Halton Singers – December 2020

Halton Singers started life about fifty years ago at RAF Halton to give the personnel there a chance to sing. It was open to civilians as well as the Service and quickly grew in numbers. After  putting on a few musical shows they got more ambitious and embarked down that tried and trusted route of Gilbert and Sullivan operettas. These were put on at the old John Colet School which had a proper stage and lighting before the rebuild. The scenery backdrops were painted by Peter Nichols and Tony Coldwell who put aside being grocers at Nichols stores to paint  amazing scenes for us which used to arrive on dozens of rolls of heavy wallpaper to be put together like jigsaw puzzles. Everything from ships at sea to castles and gypsy encampments, nothing seemed beyond them. In those heady days we used to put more than forty people on the stage and sometimes did four performances and a matinée during the show week.

Sadly, like so many other amateur organisations, our numbers dwindled and the cost of putting on shows spiraled. Our last staged production in 2007, Ruddigore, cost over five thousand pounds. Still we went out with a bang as The National Operatic and Dramatic Association awarded us the prestigious Flame Award for our efforts. Though G and S has been our bread and butter we have done many other productions such as Merrie England and Gypsy Baron. One of our most ambitious was Happy as a Sandbag, a wartime revue which had three stages each lit on rotation as scenes were changed.

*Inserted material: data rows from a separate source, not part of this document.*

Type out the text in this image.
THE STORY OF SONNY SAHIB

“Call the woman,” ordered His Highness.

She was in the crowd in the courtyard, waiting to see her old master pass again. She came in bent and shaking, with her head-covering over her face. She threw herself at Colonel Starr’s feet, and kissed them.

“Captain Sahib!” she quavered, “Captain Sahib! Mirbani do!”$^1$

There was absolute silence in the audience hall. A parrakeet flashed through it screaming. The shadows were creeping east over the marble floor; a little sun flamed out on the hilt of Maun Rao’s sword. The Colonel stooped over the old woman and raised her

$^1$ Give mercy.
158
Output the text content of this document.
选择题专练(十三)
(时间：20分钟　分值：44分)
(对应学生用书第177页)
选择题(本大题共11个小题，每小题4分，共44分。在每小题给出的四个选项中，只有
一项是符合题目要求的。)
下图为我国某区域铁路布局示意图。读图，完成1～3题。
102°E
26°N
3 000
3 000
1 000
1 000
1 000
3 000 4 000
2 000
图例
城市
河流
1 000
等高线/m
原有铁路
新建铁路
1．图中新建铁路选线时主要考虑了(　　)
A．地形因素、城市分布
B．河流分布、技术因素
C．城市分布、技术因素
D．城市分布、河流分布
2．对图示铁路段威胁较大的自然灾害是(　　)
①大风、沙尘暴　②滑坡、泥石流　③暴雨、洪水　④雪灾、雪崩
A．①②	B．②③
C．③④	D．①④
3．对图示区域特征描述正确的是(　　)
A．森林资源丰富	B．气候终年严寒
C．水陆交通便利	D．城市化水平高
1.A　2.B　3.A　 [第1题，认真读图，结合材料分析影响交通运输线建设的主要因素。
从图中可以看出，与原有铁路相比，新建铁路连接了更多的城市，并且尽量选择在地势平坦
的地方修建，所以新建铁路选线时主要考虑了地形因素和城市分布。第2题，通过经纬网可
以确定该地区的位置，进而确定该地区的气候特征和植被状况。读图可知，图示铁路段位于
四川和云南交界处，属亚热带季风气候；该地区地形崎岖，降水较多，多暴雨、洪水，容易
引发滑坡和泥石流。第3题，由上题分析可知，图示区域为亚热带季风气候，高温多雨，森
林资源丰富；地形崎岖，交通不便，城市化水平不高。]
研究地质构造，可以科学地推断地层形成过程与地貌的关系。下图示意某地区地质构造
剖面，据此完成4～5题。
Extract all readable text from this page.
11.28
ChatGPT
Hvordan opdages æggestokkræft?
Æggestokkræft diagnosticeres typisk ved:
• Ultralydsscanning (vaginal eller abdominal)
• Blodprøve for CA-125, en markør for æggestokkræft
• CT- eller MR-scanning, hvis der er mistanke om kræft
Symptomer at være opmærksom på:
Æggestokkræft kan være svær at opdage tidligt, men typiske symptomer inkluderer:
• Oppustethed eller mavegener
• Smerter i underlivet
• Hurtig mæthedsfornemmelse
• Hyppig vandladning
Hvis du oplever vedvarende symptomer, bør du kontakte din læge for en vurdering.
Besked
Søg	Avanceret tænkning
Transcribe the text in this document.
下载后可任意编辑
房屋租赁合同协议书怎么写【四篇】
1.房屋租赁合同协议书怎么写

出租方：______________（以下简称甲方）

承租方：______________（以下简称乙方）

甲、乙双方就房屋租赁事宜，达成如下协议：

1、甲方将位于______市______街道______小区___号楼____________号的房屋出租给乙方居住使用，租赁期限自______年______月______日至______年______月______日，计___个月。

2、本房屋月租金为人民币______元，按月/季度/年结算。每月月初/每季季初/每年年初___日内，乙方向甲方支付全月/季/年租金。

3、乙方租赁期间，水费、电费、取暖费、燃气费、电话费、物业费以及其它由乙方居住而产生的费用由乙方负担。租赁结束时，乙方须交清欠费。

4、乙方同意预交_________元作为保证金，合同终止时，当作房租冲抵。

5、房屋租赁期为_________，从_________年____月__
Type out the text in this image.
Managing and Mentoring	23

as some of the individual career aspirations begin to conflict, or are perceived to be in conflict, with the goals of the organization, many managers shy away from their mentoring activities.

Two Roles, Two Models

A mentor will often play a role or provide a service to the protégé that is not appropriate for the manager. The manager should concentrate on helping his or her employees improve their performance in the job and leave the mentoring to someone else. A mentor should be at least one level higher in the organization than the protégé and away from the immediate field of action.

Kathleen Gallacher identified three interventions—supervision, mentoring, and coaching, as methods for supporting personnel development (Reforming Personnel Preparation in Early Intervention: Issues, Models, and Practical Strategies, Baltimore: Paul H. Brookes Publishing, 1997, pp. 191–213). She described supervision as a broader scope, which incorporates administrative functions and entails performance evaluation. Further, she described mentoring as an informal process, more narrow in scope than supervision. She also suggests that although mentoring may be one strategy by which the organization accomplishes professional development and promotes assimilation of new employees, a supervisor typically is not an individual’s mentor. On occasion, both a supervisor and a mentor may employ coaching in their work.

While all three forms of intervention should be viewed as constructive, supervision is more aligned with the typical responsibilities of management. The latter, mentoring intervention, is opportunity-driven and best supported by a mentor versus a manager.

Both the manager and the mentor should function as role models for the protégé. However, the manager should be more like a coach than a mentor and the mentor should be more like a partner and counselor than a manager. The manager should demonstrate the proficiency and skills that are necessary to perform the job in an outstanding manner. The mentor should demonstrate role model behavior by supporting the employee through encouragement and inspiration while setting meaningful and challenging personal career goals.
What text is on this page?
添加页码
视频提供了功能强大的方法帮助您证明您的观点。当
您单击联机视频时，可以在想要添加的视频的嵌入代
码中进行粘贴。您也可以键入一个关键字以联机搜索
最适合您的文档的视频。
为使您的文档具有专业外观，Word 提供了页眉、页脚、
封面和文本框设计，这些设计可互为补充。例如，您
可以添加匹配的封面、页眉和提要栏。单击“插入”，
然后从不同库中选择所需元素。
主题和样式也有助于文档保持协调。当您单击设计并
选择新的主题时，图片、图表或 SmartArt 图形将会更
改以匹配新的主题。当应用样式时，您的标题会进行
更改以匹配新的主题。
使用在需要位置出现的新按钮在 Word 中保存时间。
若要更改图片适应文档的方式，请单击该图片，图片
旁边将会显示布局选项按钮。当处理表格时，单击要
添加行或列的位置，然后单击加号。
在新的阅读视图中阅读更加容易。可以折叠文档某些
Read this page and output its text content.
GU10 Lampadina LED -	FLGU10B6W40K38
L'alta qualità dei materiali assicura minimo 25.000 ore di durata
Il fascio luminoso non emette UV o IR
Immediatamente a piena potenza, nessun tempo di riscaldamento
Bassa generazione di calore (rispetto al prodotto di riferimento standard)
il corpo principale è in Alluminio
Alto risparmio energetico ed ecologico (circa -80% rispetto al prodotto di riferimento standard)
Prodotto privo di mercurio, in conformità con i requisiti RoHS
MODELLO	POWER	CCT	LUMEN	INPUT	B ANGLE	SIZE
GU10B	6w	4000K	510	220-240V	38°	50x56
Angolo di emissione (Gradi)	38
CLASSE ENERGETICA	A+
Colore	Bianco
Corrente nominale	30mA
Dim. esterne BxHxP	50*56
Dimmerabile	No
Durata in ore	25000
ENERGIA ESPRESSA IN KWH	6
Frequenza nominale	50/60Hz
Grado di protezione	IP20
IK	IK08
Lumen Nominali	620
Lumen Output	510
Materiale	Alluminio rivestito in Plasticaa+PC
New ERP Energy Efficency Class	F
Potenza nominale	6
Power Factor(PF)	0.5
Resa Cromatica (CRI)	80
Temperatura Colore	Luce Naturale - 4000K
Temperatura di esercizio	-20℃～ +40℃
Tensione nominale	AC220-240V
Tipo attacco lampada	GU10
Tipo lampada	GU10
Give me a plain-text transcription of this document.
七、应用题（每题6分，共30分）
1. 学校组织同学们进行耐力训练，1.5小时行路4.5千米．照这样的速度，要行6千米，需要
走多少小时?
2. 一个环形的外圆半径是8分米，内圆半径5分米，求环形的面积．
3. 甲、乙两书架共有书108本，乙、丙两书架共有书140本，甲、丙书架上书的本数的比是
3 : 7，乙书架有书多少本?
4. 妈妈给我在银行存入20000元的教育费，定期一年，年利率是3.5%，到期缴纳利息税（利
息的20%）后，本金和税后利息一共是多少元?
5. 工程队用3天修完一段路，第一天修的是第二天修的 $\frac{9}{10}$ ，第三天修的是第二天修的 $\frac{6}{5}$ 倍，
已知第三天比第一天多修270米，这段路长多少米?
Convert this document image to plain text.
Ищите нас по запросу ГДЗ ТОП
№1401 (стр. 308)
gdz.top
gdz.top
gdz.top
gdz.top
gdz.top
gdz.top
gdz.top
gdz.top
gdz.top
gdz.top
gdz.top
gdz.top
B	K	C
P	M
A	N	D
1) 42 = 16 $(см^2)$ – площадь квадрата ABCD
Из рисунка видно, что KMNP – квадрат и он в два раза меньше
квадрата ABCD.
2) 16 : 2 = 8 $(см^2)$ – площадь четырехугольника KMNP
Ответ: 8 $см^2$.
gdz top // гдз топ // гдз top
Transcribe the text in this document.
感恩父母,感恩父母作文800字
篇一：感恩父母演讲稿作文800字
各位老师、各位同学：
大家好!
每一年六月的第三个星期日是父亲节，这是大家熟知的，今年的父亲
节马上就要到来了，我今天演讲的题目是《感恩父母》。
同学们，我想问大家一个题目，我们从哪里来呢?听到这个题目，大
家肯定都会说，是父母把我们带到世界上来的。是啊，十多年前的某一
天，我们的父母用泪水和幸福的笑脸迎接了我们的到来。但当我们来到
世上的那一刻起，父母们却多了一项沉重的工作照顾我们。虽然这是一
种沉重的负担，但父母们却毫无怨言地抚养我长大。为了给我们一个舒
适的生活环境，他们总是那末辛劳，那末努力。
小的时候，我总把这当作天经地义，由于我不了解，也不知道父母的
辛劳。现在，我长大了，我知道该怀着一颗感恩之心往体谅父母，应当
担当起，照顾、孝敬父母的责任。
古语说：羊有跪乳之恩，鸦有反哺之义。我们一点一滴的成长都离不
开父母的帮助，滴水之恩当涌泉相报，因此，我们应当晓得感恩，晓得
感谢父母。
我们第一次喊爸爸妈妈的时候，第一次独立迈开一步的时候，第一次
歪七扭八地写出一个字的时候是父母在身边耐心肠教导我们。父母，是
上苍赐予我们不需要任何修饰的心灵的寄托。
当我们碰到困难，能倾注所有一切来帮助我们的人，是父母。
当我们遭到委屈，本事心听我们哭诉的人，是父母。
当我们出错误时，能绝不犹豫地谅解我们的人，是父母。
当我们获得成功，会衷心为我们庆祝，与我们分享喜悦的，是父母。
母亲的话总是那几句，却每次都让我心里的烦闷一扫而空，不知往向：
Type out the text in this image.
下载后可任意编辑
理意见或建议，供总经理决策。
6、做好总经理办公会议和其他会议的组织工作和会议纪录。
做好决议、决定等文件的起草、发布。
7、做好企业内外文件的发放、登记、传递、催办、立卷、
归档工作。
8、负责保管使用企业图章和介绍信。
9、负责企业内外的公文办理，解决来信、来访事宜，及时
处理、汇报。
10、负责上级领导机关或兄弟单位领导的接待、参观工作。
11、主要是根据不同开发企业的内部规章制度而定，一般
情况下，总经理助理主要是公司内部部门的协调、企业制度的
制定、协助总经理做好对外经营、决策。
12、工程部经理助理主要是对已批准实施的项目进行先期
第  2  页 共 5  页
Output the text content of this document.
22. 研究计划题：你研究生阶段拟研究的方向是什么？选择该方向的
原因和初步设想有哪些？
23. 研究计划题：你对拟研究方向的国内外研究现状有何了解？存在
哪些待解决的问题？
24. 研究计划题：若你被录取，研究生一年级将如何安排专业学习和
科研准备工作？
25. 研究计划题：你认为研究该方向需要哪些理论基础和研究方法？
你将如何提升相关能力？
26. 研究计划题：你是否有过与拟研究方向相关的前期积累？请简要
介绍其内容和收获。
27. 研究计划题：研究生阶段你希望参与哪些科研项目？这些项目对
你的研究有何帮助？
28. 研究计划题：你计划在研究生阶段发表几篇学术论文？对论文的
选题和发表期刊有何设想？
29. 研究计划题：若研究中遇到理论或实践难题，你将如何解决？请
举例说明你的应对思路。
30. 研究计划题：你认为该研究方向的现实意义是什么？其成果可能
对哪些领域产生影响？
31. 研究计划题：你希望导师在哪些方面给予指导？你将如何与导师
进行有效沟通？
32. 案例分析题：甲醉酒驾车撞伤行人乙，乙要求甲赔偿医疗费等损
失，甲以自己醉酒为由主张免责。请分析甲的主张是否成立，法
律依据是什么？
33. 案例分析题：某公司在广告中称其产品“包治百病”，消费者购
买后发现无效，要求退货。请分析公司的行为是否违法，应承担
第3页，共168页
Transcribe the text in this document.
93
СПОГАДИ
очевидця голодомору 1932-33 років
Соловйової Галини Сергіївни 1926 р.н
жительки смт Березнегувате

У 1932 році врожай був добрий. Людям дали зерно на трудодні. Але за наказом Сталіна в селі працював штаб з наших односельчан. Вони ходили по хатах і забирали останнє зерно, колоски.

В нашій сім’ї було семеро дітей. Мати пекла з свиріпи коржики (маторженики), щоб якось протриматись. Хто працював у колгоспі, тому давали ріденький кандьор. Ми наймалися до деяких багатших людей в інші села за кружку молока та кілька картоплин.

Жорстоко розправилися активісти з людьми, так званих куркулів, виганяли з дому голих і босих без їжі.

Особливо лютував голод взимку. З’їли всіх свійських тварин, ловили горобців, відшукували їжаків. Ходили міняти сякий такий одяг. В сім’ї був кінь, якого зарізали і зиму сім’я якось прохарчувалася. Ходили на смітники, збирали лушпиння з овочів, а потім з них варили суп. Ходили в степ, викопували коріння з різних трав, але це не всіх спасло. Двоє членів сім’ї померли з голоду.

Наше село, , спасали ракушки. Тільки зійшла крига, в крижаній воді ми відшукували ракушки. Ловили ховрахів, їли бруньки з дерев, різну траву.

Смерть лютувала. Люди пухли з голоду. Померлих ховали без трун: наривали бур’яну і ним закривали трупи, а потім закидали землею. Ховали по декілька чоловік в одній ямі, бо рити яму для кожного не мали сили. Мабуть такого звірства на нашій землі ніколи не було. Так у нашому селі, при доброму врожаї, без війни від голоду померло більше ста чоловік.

Nowadays we put on two revues a year at Halton Village Hall. These are intimate evening entertainments with the audience at tables and encouraged to join some of the numbers. It is a format that seems to work well and that we enjoy as much as the audience.

Throughout its existence The Singers have been guided by a bundle of energy called Cherry-Ann Evans. Now it would be ungentlemanly to give away a lady’s age but lets just say the Queen will be sending a letter of congratulation in seven years.

To finish on a happy note, NODA has awarded The Singers The Flame Award again. The citation says it is for Inspirational Contribution to the Pursuit of Excellence In Theatre. Quite a feather in the cap of this small group who have been a part of the fabric of our community for so long.